Сами авторы «Нормандской хроники» не считали себя ни историками, ни хронистами. Первый автор просто говорит о себе «я, написатель сего», а Пьер Кошон представляется как «П. Кошон, священник-нотариус». Свои записи они, скорее всего, расценивали как собрание полезных исторических заметок, забавных анекдотов и памяток, предназначенных для «внутреннего пользования». Можно предположить, что эти заметки имели хождение в узком кругу церковных нотариусов, принадлежавших к особой профессиональной корпорации — Братству Святого Марка. Быть может, они зачитывались вслух во время корпоративных собраний и веселых застолий (судя по тому, что многие страницы рукописи покрыты отпечатками пальцев и грязными пятнами, «Нормандская хроника» не раз побывала на обеденном столе).

Если же говорить об историографах позднего средневековья в целом, то для них характерен постепенный переход от религиозно-символической к причинно-следственной интерпретации событий. Они стремятся не просто перечислить события в их хронологической последовательности, но и установить причинно-следственные связи между ними, дать им логическое, рациональное объяснение (хотя первопричиной всего для них, конечно, остается Бог). То есть они постепенно превращаются из хронистов в историков. Например, знаменитый хронист Жан Фруассар утверждал, что он пишет именно историю, а не хронику, поскольку старается описывать события как можно подробнее, раскрывая их причинную связь.

— Чем хроника отличается от исторических сочинений наших дней?

Как я уже дал понять, хроника в общепринятом смысле этого слова является простым перечислением событий в хронологической последовательности, без глубокого анализа их причин и взаимосвязей, без выявления каких-либо общих закономерностей и построения широких социально-исторических концепций.

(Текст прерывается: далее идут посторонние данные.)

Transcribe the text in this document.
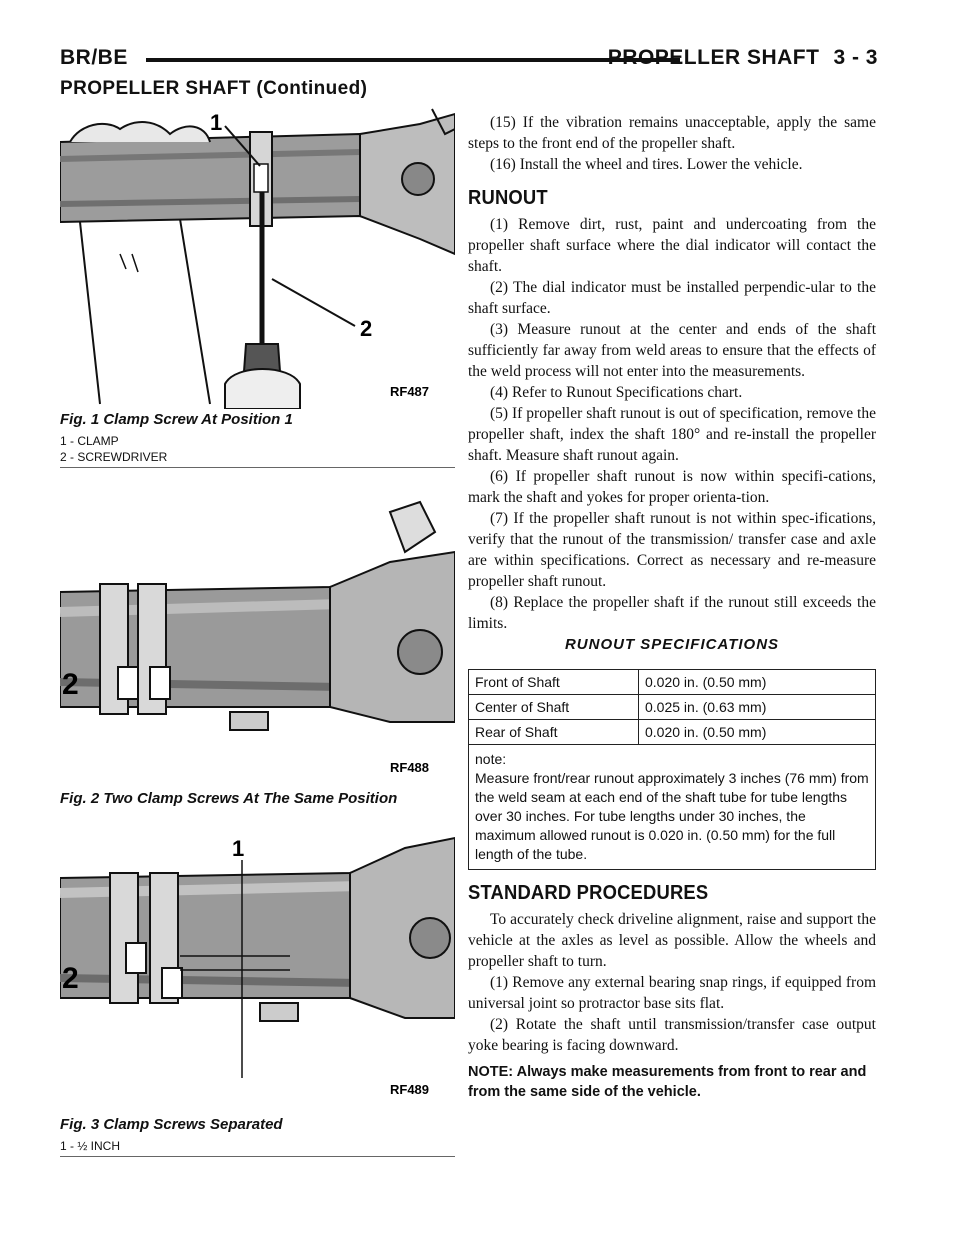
BR/BE	PROPELLER SHAFT 3 - 3
PROPELLER SHAFT (Continued)
1
2
RF487
Fig. 1 Clamp Screw At Position 1
1 - CLAMP
2 - SCREWDRIVER
2
RF488
Fig. 2 Two Clamp Screws At The Same Position
1
2
RF489
Fig. 3 Clamp Screws Separated
1 - ½ INCH

(15) If the vibration remains unacceptable, apply the same steps to the front end of the propeller shaft.

(16) Install the wheel and tires. Lower the vehicle.

RUNOUT

(1) Remove dirt, rust, paint and undercoating from the propeller shaft surface where the dial indicator will contact the shaft.

(2) The dial indicator must be installed perpendic-ular to the shaft surface.

(3) Measure runout at the center and ends of the shaft sufficiently far away from weld areas to ensure that the effects of the weld process will not enter into the measurements.

(4) Refer to Runout Specifications chart.

(5) If propeller shaft runout is out of specification, remove the propeller shaft, index the shaft 180° and re-install the propeller shaft. Measure shaft runout again.

(6) If propeller shaft runout is now within specifi-cations, mark the shaft and yokes for proper orienta-tion.

(7) If the propeller shaft runout is not within spec-ifications, verify that the runout of the transmission/ transfer case and axle are within specifications. Correct as necessary and re-measure propeller shaft runout.

(8) Replace the propeller shaft if the runout still exceeds the limits.

RUNOUT SPECIFICATIONS
Front of Shaft	0.020 in. (0.50 mm)
Center of Shaft	0.025 in. (0.63 mm)
Rear of Shaft	0.020 in. (0.50 mm)

note:
Measure front/rear runout approximately 3 inches (76 mm) from the weld seam at each end of the shaft tube for tube lengths over 30 inches. For tube lengths under 30 inches, the maximum allowed runout is 0.020 in. (0.50 mm) for the full length of the tube.	
STANDARD PROCEDURES

To accurately check driveline alignment, raise and support the vehicle at the axles as level as possible. Allow the wheels and propeller shaft to turn.

(1) Remove any external bearing snap rings, if equipped from universal joint so protractor base sits flat.

(2) Rotate the shaft until transmission/transfer case output yoke bearing is facing downward.

NOTE: Always make measurements from front to rear and from the same side of the vehicle.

Средневековым хронистам в принципе не нужно было этого делать, поскольку все объяснения содержались в Священном Писании, согласно которому весь ход земных событий имеет конечную цель, предопределенную Богом: после Апокалипсиса будет Страшный суд и установление Царства Божьего на земле. Однако по мере распространения светской образованности историописание, как и другие области знания, стало освобождаться от религиозных ограничений и превращаться в самостоятельную историческую дисциплину с научно-рационалистическими методами исследования. Это был долгий путь, который до конца еще не пройден. Как оказалось, религиозный догматизм очень легко замещается другими идеологическими конструкциями, которые своими постулатами и запретами мешают свободному историческому исследованию. Но в целом можно сказать, что современные историки с помощью рациональных методов познания изучают прошлое человечества, чтобы лучше понимать (а значит, и контролировать) настоящее и моделировать будущее. Знание и понимание сути общественно-исторических процессов и явлений в конечном счете подразумевает обретение власти над ними. То есть в известном смысле история — это наука управления и властвования.

В чем тут разница или сходство с хронистами Средневековья? Средневековые хронисты тоже нередко рассчитывали, что их труды окажут определенное воздействие на умы читателей и таким образом повлияют на ход будущих событий. Их рассказы часто содержали в себе морализаторские, дидактические посылы. Приводя назидательные примеры из прошлого, они побуждали читателей «извлечь урок», чтобы «следовать путем добродетели и избегать греха». Однако конечной целью такого улучшения нравов было спасение души, а не преобразование и развитие общества, которое мыслилось неизменным.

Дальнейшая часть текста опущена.